Premium
Warming leads to more closed nitrogen cycling in nitrogen‐rich tropical forests
Author(s) -
Lie Zhiyang,
Huang Wenjuan,
Liu Xujun,
Zhou Guoyi,
Yan Junhua,
Li Yuelin,
Huang Chumin,
Wu Ting,
Fang Xiong,
Zhao Mengdi,
Liu Shizhong,
Chu Guowei,
Kadowaki Kohmei,
Pan Xiaoping,
Liu Juxiu
Publication year - 2021
Publication title -
global change biology
Language(s) - English
Resource type - Journals
SCImago Journal Rank - 4.146
H-Index - 255
eISSN - 1365-2486
pISSN - 1354-1013
DOI - 10.1111/gcb.15432
Subject(s) - cycling , leaching (pedology) , global warming , environmental science , nitrogen cycle , nitrogen , agronomy , soil water , biomass (ecology) , nutrient cycle , ecosystem , ecology , chemistry , climate change , biology , soil science , forestry , organic chemistry , geography
Warming may have profound effects on nitrogen (N) cycling by changing plant N demand and underground N supply.
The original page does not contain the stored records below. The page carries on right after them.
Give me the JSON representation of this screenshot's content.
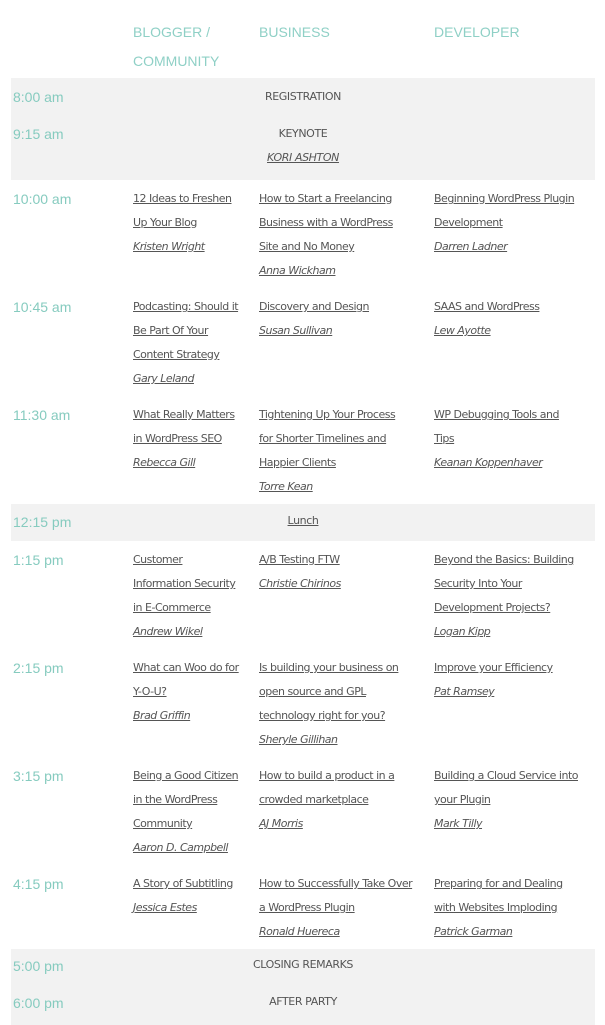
{
  "headers": [
    "BLOGGER /",
    "COMMUNITY",
    "BUSINESS",
    "DEVELOPER"
  ],
  "colors": {
    "accent": "#86cbbf",
    "text": "#555555",
    "row_bg": "#f2f2f2"
  },
  "plenary": {
    "registration": {
      "time": "8:00 am",
      "title": "REGISTRATION"
    },
    "keynote": {
      "time": "9:15 am",
      "title": "KEYNOTE",
      "speaker": "KORI ASHTON"
    },
    "lunch": {
      "time": "12:15 pm",
      "title": "Lunch"
    },
    "closing": {
      "time": "5:00 pm",
      "title": "CLOSING REMARKS"
    },
    "party": {
      "time": "6:00 pm",
      "title": "AFTER PARTY"
    }
  },
  "slots": [
    {
      "time": "10:00 am",
      "sessions": [
        {
          "title": [
            "12 Ideas to Freshen",
            "Up Your Blog"
          ],
          "speaker": "Kristen Wright"
        },
        {
          "title": [
            "How to Start a Freelancing",
            "Business with a WordPress",
            "Site and No Money"
          ],
          "speaker": "Anna Wickham"
        },
        {
          "title": [
            "Beginning WordPress Plugin",
            "Development"
          ],
          "speaker": "Darren Ladner"
        }
      ]
    },
    {
      "time": "10:45 am",
      "sessions": [
        {
          "title": [
            "Podcasting: Should it",
            "Be Part Of Your",
            "Content Strategy"
          ],
          "speaker": "Gary Leland"
        },
        {
          "title": [
            "Discovery and Design"
          ],
          "speaker": "Susan Sullivan"
        },
        {
          "title": [
            "SAAS and WordPress"
          ],
          "speaker": "Lew Ayotte"
        }
      ]
    },
    {
      "time": "11:30 am",
      "sessions": [
        {
          "title": [
            "What Really Matters",
            "in WordPress SEO"
          ],
          "speaker": "Rebecca Gill"
        },
        {
          "title": [
            "Tightening Up Your Process",
            "for Shorter Timelines and",
            "Happier Clients"
          ],
          "speaker": "Torre Kean"
        },
        {
          "title": [
            "WP Debugging Tools and",
            "Tips"
          ],
          "speaker": "Keanan Koppenhaver"
        }
      ]
    },
    {
      "time": "1:15 pm",
      "sessions": [
        {
          "title": [
            "Customer",
            "Information Security",
            "in E-Commerce"
          ],
          "speaker": "Andrew Wikel"
        },
        {
          "title": [
            "A/B Testing FTW"
          ],
          "speaker": "Christie Chirinos"
        },
        {
          "title": [
            "Beyond the Basics: Building",
            "Security Into Your",
            "Development Projects?"
          ],
          "speaker": "Logan Kipp"
        }
      ]
    },
    {
      "time": "2:15 pm",
      "sessions": [
        {
          "title": [
            "What can Woo do for",
            "Y-O-U?"
          ],
          "speaker": "Brad Griffin"
        },
        {
          "title": [
            "Is building your business on",
            "open source and GPL",
            "technology right for you?"
          ],
          "speaker": "Sheryle Gillihan"
        },
        {
          "title": [
            "Improve your Efficiency"
          ],
          "speaker": "Pat Ramsey"
        }
      ]
    },
    {
      "time": "3:15 pm",
      "sessions": [
        {
          "title": [
            "Being a Good Citizen",
            "in the WordPress",
            "Community"
          ],
          "speaker": "Aaron D. Campbell"
        },
        {
          "title": [
            "How to build a product in a",
            "crowded marketplace"
          ],
          "speaker": "AJ Morris"
        },
        {
          "title": [
            "Building a Cloud Service into",
            "your Plugin"
          ],
          "speaker": "Mark Tilly"
        }
      ]
    },
    {
      "time": "4:15 pm",
      "sessions": [
        {
          "title": [
            "A Story of Subtitling"
          ],
          "speaker": "Jessica Estes"
        },
        {
          "title": [
            "How to Successfully Take Over",
            "a WordPress Plugin"
          ],
          "speaker": "Ronald Huereca"
        },
        {
          "title": [
            "Preparing for and Dealing",
            "with Websites Imploding"
          ],
          "speaker": "Patrick Garman"
        }
      ]
    }
  ]
}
However, large uncertainty exists regarding how warming affects the integrated N dynamic in tropical forests. We translocated model plant‐soil ecosystems from a high‐altitude site (600 m) to low‐altitude sites at 300 and 30 m to simulate warming by 1.0°C and 2.1°C, respectively, in tropical China. The effects of experimental warming on N components in plant, soil, leaching, and gas were studied over 6 years. Our results showed that foliar δ 15 N values and inorganic N (NH 4 ‐N and NO 3 ‐N) leaching were decreased under warming, with greater decreases under 2.1°C of warming than under 1.0°C of warming. The 2.1°C of warming enhanced plant growth, plant N uptake, N resorption, and fine root biomass, suggesting higher plant N demand. Soil total N concentrations, NO 3 ‐N concentrations, microbial biomass N and arbuscular mycorrhizal fungal abundance were decreased under 2.1°C of warming, which probably restricted bioavailable N supply and arbuscular mycorrhizal contribution of N supply to plants. These changes in plants, soils and leaching indicated more closed N cycling under warming, the magnitude of which varied over time. The closed N cycling became pronounced during the first 3 years of warming where the sustained reductions in soil inorganic N could not meet plant N demand. Subsequently, the closed N cycling gradually mitigated, as observed by attenuated positive responses of plant growth and less negative responses of microbial biomass N to warming during the last 3 years. Overall, the more closed N cycling under warming could facilitate ecosystem N retention and affect production in these tropical forests, but these effects would be eventually mitigated with long‐term warming probably due to the restricted plant growth and microbial acclimation.